Forget about Machine Learning. Planning optimization is the most profitable AI technology on this planet.
The world is full of planning challenges, such as vehicle routing problems, maintenance scheduling and employee rostering. Find the quickest routes to visit n locations with k vehicles. Or assign shifts to employees, taking into account skills and availability. Few people realize how much AI algorithms improve those solutions. For example, when telco’s started using OptaPlanner to plan their fleet of technicians, many expected a driving time reduction of 1-2%. It was 25%. In some cases, that saves hundreds of millions of dollars and millions of kilograms of CO² emissions, every year.

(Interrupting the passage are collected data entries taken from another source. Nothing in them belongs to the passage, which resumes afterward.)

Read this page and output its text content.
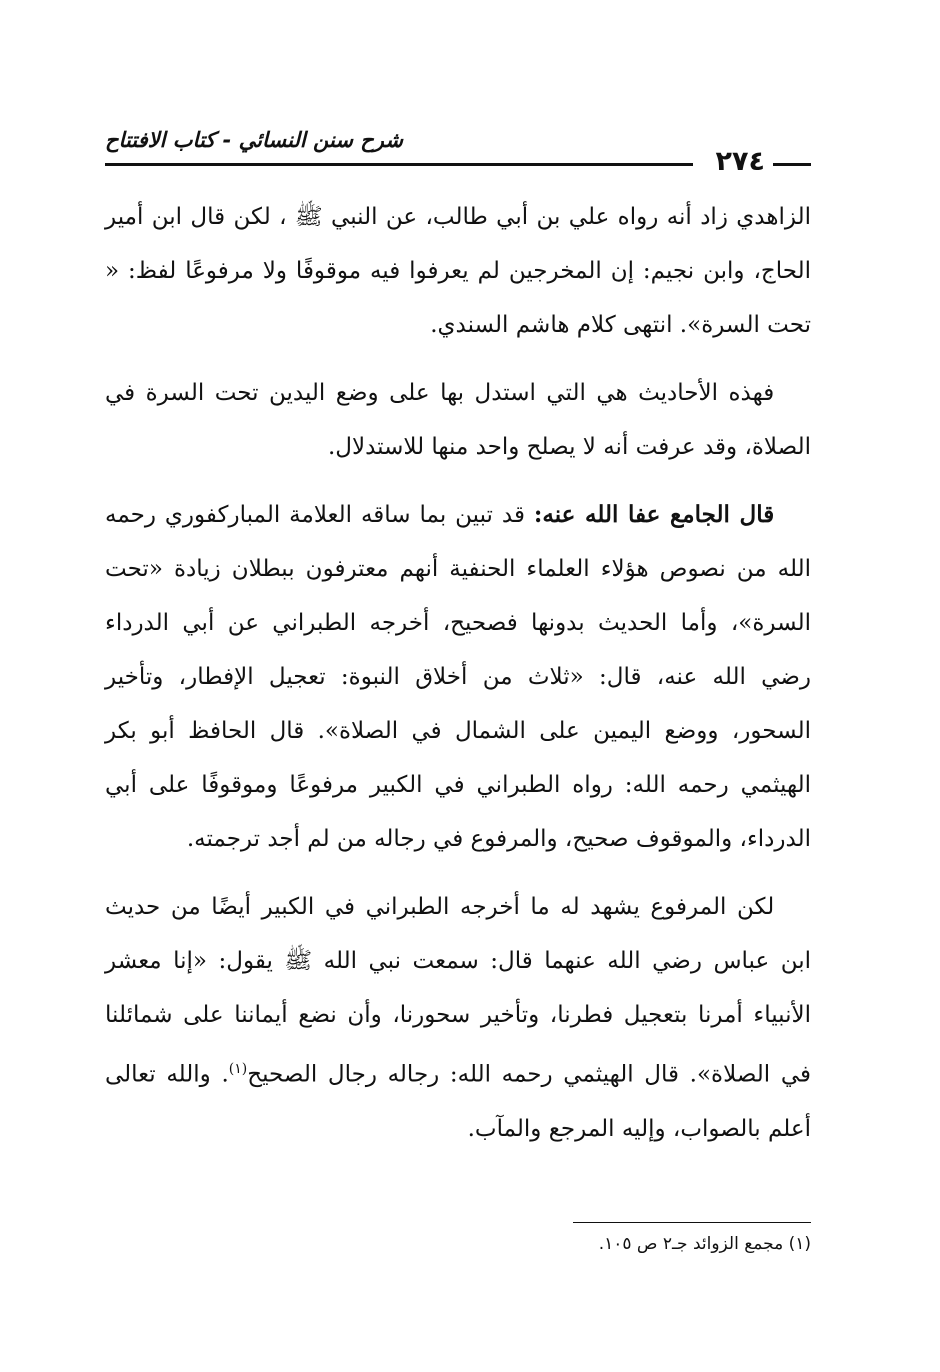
شرح سنن النسائي - كتاب الافتتاح
٢٧٤

الزاهدي زاد أنه رواه علي بن أبي طالب، عن النبي ﷺ ، لكن قال ابن أمير الحاج، وابن نجيم: إن المخرجين لم يعرفوا فيه موقوفًا ولا مرفوعًا لفظ: « تحت السرة». انتهى كلام هاشم السندي.

فهذه الأحاديث هي التي استدل بها على وضع اليدين تحت السرة في الصلاة، وقد عرفت أنه لا يصلح واحد منها للاستدلال.

قال الجامع عفا الله عنه: قد تبين بما ساقه العلامة المباركفوري رحمه الله من نصوص هؤلاء العلماء الحنفية أنهم معترفون ببطلان زيادة «تحت السرة»، وأما الحديث بدونها فصحيح، أخرجه الطبراني عن أبي الدرداء رضي الله عنه، قال: «ثلاث من أخلاق النبوة: تعجيل الإفطار، وتأخير السحور، ووضع اليمين على الشمال في الصلاة». قال الحافظ أبو بكر الهيثمي رحمه الله: رواه الطبراني في الكبير مرفوعًا وموقوفًا على أبي الدرداء، والموقوف صحيح، والمرفوع في رجاله من لم أجد ترجمته.

لكن المرفوع يشهد له ما أخرجه الطبراني في الكبير أيضًا من حديث ابن عباس رضي الله عنهما قال: سمعت نبي الله ﷺ يقول: «إنا معشر الأنبياء أمرنا بتعجيل فطرنا، وتأخير سحورنا، وأن نضع أيماننا على شمائلنا في الصلاة». قال الهيثمي رحمه الله: رجاله رجال الصحيح$^{(١)}$. والله تعالى أعلم بالصواب، وإليه المرجع والمآب.

(١) مجمع الزوائد جـ٢ ص ١٠٥.
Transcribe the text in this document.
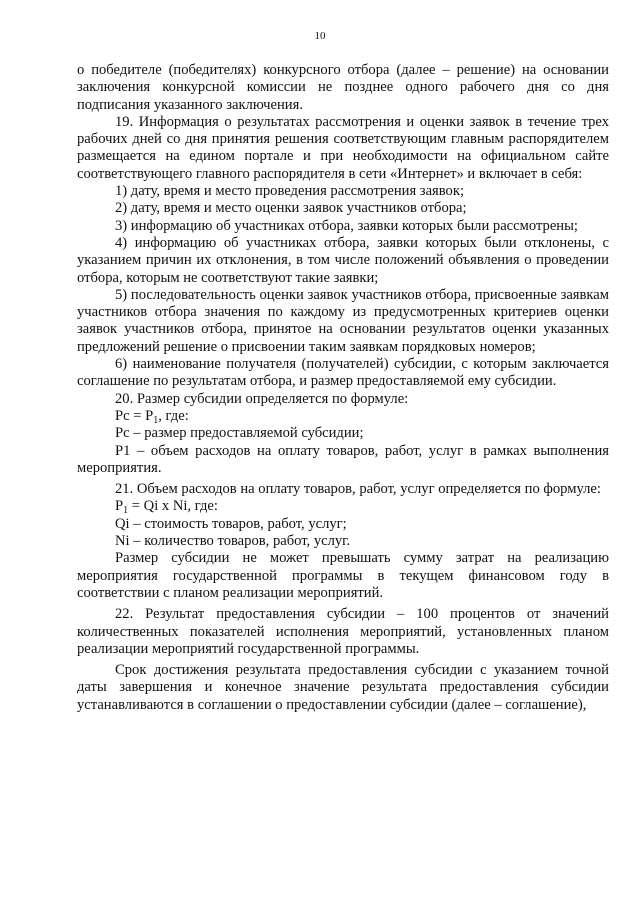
10

о победителе (победителях) конкурсного отбора (далее – решение) на основании заключения конкурсной комиссии не позднее одного рабочего дня со дня подписания указанного заключения.

19. Информация о результатах рассмотрения и оценки заявок в течение трех рабочих дней со дня принятия решения соответствующим главным распорядителем размещается на едином портале и при необходимости на официальном сайте соответствующего главного распорядителя в сети «Интернет» и включает в себя:

1) дату, время и место проведения рассмотрения заявок;

2) дату, время и место оценки заявок участников отбора;

3) информацию об участниках отбора, заявки которых были рассмотрены;

4) информацию об участниках отбора, заявки которых были отклонены, с указанием причин их отклонения, в том числе положений объявления о проведении отбора, которым не соответствуют такие заявки;

5) последовательность оценки заявок участников отбора, присвоенные заявкам участников отбора значения по каждому из предусмотренных критериев оценки заявок участников отбора, принятое на основании результатов оценки указанных предложений решение о присвоении таким заявкам порядковых номеров;

6) наименование получателя (получателей) субсидии, с которым заключается соглашение по результатам отбора, и размер предоставляемой ему субсидии.

20. Размер субсидии определяется по формуле:

Рс = $Р_1$, где:

Рс – размер предоставляемой субсидии;

Р1 – объем расходов на оплату товаров, работ, услуг в рамках выполнения мероприятия.

21. Объем расходов на оплату товаров, работ, услуг определяется по формуле:

$Р_1 = Qi$ x Ni, где:

Qi – стоимость товаров, работ, услуг;

Ni – количество товаров, работ, услуг.

Размер субсидии не может превышать сумму затрат на реализацию мероприятия государственной программы в текущем финансовом году в соответствии с планом реализации мероприятий.

22. Результат предоставления субсидии – 100 процентов от значений количественных показателей исполнения мероприятий, установленных планом реализации мероприятий государственной программы.

Срок достижения результата предоставления субсидии с указанием точной даты завершения и конечное значение результата предоставления субсидии устанавливаются в соглашении о предоставлении субсидии (далее – соглашение),
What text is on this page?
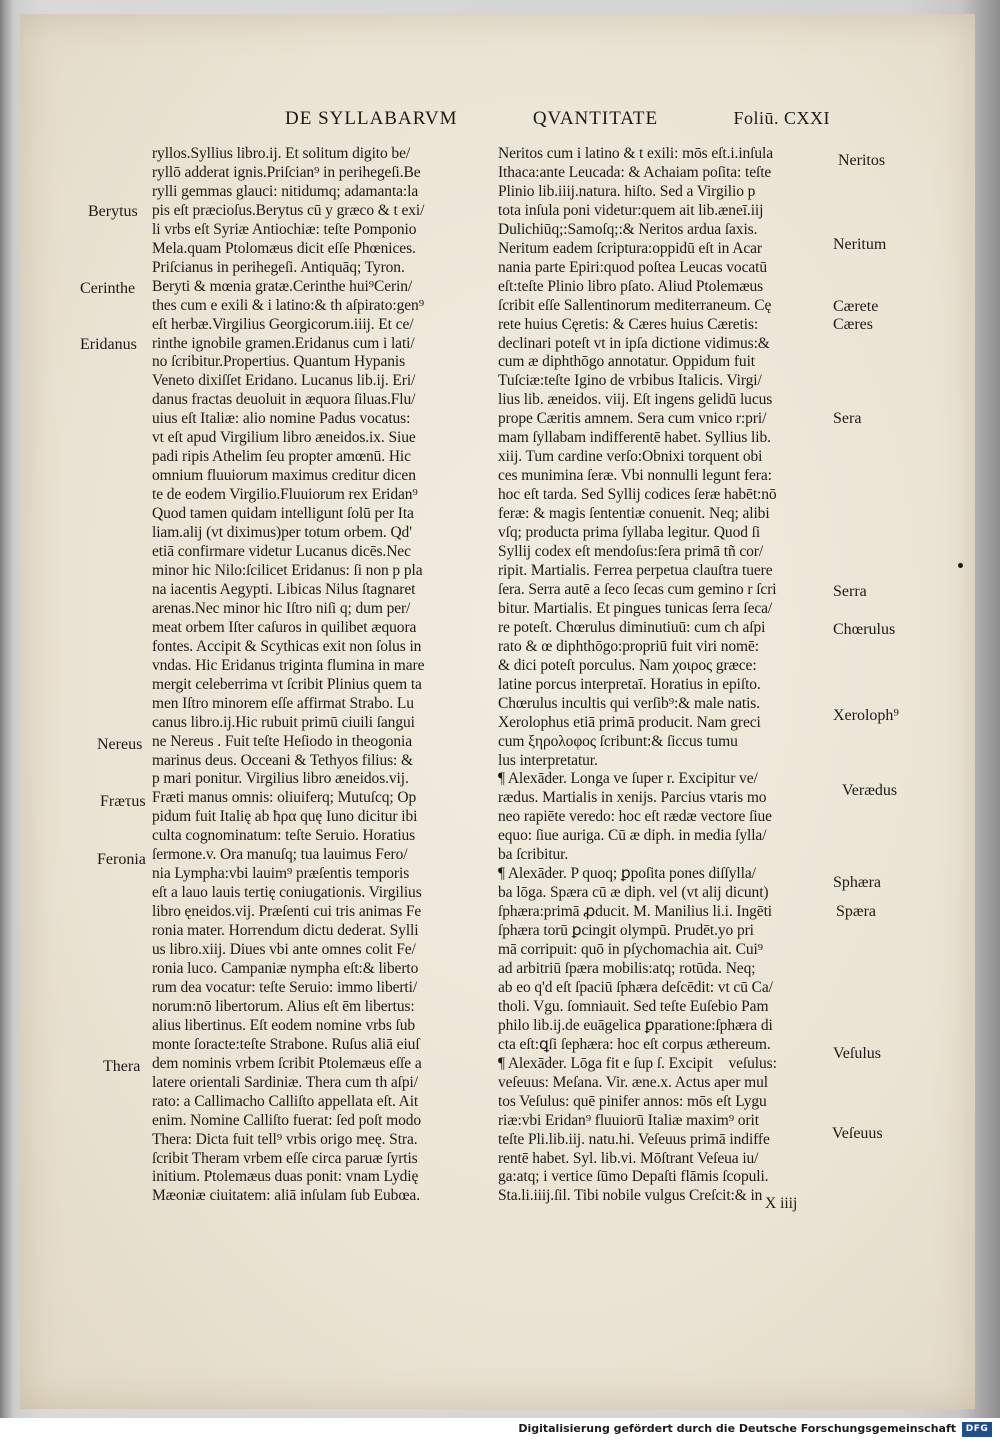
DE SYLLABARVM	QVANTITATE	Foliū. CXXI
ryllos.Syllius libro.ij. Et solitum digito be/
ryllō adderat ignis.Priſcian⁹ in perihegeſi.Be
rylli gemmas glauci: nitidumq; adamanta:la
pis eſt præcioſus.Berytus cū y græco & t exi/
li vrbs eſt Syriæ Antiochiæ: teſte Pomponio
Mela.quam Ptolomæus dicit eſſe Phœnices.
Priſcianus in perihegeſi. Antiquāq; Tyron.
Beryti & mœnia gratæ.Cerinthe hui⁹Cerin/
thes cum e exili & i latino:& th aſpirato:gen⁹
eſt herbæ.Virgilius Georgicorum.iiij. Et ce/
rinthe ignobile gramen.Eridanus cum i lati/
no ſcribitur.Propertius. Quantum Hypanis
Veneto dixiſſet Eridano. Lucanus lib.ij. Eri/
danus fractas deuoluit in æquora ſiluas.Flu/
uius eſt Italiæ: alio nomine Padus vocatus:
vt eſt apud Virgilium libro æneidos.ix. Siue
padi ripis Athelim ſeu propter amœnū. Hic
omnium fluuiorum maximus creditur dicen
te de eodem Virgilio.Fluuiorum rex Eridan⁹
Quod tamen quidam intelligunt ſolū per Ita
liam.alij (vt diximus)per totum orbem. Qd'
etiā confirmare videtur Lucanus dicēs.Nec
minor hic Nilo:ſcilicet Eridanus: ſi non p pla
na iacentis Aegypti. Libicas Nilus ſtagnaret
arenas.Nec minor hic Iſtro niſi q; dum per/
meat orbem Iſter caſuros in quilibet æquora
fontes. Accipit & Scythicas exit non ſolus in
vndas. Hic Eridanus triginta flumina in mare
mergit celeberrima vt ſcribit Plinius quem ta
men Iſtro minorem eſſe affirmat Strabo. Lu
canus libro.ij.Hic rubuit primū ciuili ſangui
ne Nereus . Fuit teſte Heſiodo in theogonia
marinus deus. Occeani & Tethyos filius: &
p mari ponitur. Virgilius libro æneidos.vij.
Fræti manus omnis: oliuiferq; Mutuſcq; Op
pidum fuit Italię ab ħρα quę Iuno dicitur ibi
culta cognominatum: teſte Seruio. Horatius
ſermone.v. Ora manuſq; tua lauimus Fero/
nia Lympha:vbi lauim⁹ præſentis temporis
eſt a lauo lauis tertię coniugationis. Virgilius
libro ęneidos.vij. Præſenti cui tris animas Fe
ronia mater. Horrendum dictu dederat. Sylli
us libro.xiij. Diues vbi ante omnes colit Fe/
ronia luco. Campaniæ nympha eſt:& liberto
rum dea vocatur: teſte Seruio: immo liberti/
norum:nō libertorum. Alius eſt ēm libertus:
alius libertinus. Eſt eodem nomine vrbs ſub
monte ſoracte:teſte Strabone. Ruſus aliā eiuſ
dem nominis vrbem ſcribit Ptolemæus eſſe a
latere orientali Sardiniæ. Thera cum th aſpi/
rato: a Callimacho Calliſto appellata eſt. Ait
enim. Nomine Calliſto fuerat: ſed poſt modo
Thera: Dicta fuit tell⁹ vrbis origo meę. Stra.
ſcribit Theram vrbem eſſe circa paruæ ſyrtis
initium. Ptolemæus duas ponit: vnam Lydię
Mæoniæ ciuitatem: aliā inſulam ſub Eubœa.
Neritos cum i latino & t exili: mōs eſt.i.inſula
Ithaca:ante Leucada: & Achaiam poſita: teſte
Plinio lib.iiij.natura. hiſto. Sed a Virgilio p
tota inſula poni videtur:quem ait lib.æneī.iij
Dulichiūq;:Samoſq;:& Neritos ardua ſaxis.
Neritum eadem ſcriptura:oppidū eſt in Acar
nania parte Epiri:quod poſtea Leucas vocatū
eſt:teſte Plinio libro pſato. Aliud Ptolemæus
ſcribit eſſe Sallentinorum mediterraneum. Cę
rete huius Cęretis: & Cæres huius Cæretis:
declinari poteſt vt in ipſa dictione vidimus:&
cum æ diphthōgo annotatur. Oppidum fuit
Tuſciæ:teſte Igino de vrbibus Italicis. Virgi/
lius lib. æneidos. viij. Eſt ingens gelidū lucus
prope Cæritis amnem. Sera cum vnico r:pri/
mam ſyllabam indifferentē habet. Syllius lib.
xiij. Tum cardine verſo:Obnixi torquent obi
ces munimina ſeræ. Vbi nonnulli legunt fera:
hoc eſt tarda. Sed Syllij codices ſeræ habēt:nō
feræ: & magis ſententiæ conuenit. Neq; alibi
vſq; producta prima ſyllaba legitur. Quod ſi
Syllij codex eſt mendoſus:ſera primā tñ cor/
ripit. Martialis. Ferrea perpetua clauſtra tuere
ſera. Serra autē a ſeco ſecas cum gemino r ſcri
bitur. Martialis. Et pingues tunicas ſerra ſeca/
re poteſt. Chœrulus diminutiuū: cum ch aſpi
rato & œ diphthōgo:propriū fuit viri nomē:
& dici poteſt porculus. Nam χοιρος græce:
latine porcus interpretaī. Horatius in epiſto.
Chœrulus incultis qui verſib⁹:& male natis.
Xerolophus etiā primā producit. Nam greci
cum ξηρολοφος ſcribunt:& ſiccus tumu
lus interpretatur.
¶ Alexāder. Longa ve ſuper r. Excipitur ve/
rædus. Martialis in xenijs. Parcius vtaris mo
neo rapiēte veredo: hoc eſt rædæ vectore ſiue
equo: ſiue auriga. Cū æ diph. in media ſylla/
ba ſcribitur.
¶ Alexāder. P quoq; ꝑpoſita pones diſſylla/
ba lōga. Spæra cū æ diph. vel (vt alij dicunt)
ſphæra:primā ꝓducit. M. Manilius li.i. Ingēti
ſphæra torū ꝑcingit olympū. Prudēt.yo pri
mā corripuit: quō in pſychomachia ait. Cui⁹
ad arbitriū ſpæra mobilis:atq; rotūda. Neq;
ab eo q'd eſt ſpaciū ſphæra deſcēdit: vt cū Ca/
tholi. Vgu. ſomniauit. Sed teſte Euſebio Pam
philo lib.ij.de euāgelica ꝑparatione:ſphæra di
cta eſt:ꝗſi ſephæra: hoc eſt corpus æthereum.
¶ Alexāder. Lōga fit e ſup ſ. Excipitᷣ veſulus:
veſeuus: Meſana. Vir. æne.x. Actus aper mul
tos Veſulus: quē pinifer annos: mōs eſt Lygu
riæ:vbi Eridan⁹ fluuiorū Italiæ maxim⁹ oritᷣ
teſte Pli.lib.iij. natu.hi. Veſeuus primā indiffe
rentē habet. Syl. lib.vi. Mōſtrant Veſeua iu/
ga:atq; i vertice ſūmo Depaſti flāmis ſcopuli.
Sta.li.iiij.ſil. Tibi nobile vulgus Creſcit:& in
Berytus
Cerinthe
Eridanus
Nereus
Fræτus
Feronia
Thera
Neritos
Neritum
Cærete
Cæres
Sera
Serra
Chœrulus
Xeroloph⁹
Verædus
Sphæra
Spæra
Veſulus
Veſeuus
X iiij
Digitalisierung gefördert durch die Deutsche Forschungsgemeinschaft	DFG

In this session we’ll show you how to code a highschool timetabling application, with OptaPlanner. It will generate the perfect lesson schedule, for both students and teachers, taking into account hard and soft constraints. Then, we ‘ll ramp up to more complex applications, such as maintenance scheduling or vehicle routing, and how to deal with more challenging business requirements. OptaPlanner (Java, open source, apache license) is compatible with plain Java, Kotlin, Quarkus, Spring, Maven, Gradle, etc
Scheduled on Thursday from 16:30 to 17:20 (Europe/London) in Room B
Geoffrey De Smet is the lead of OptaPlanner (www.optaplanner.org), the open source AI constraint solver in Java that is used across the globe to automatically solve employee rostering, vehicle routing, task assignment, maintenance scheduling and other planning problems. He's an international speaker.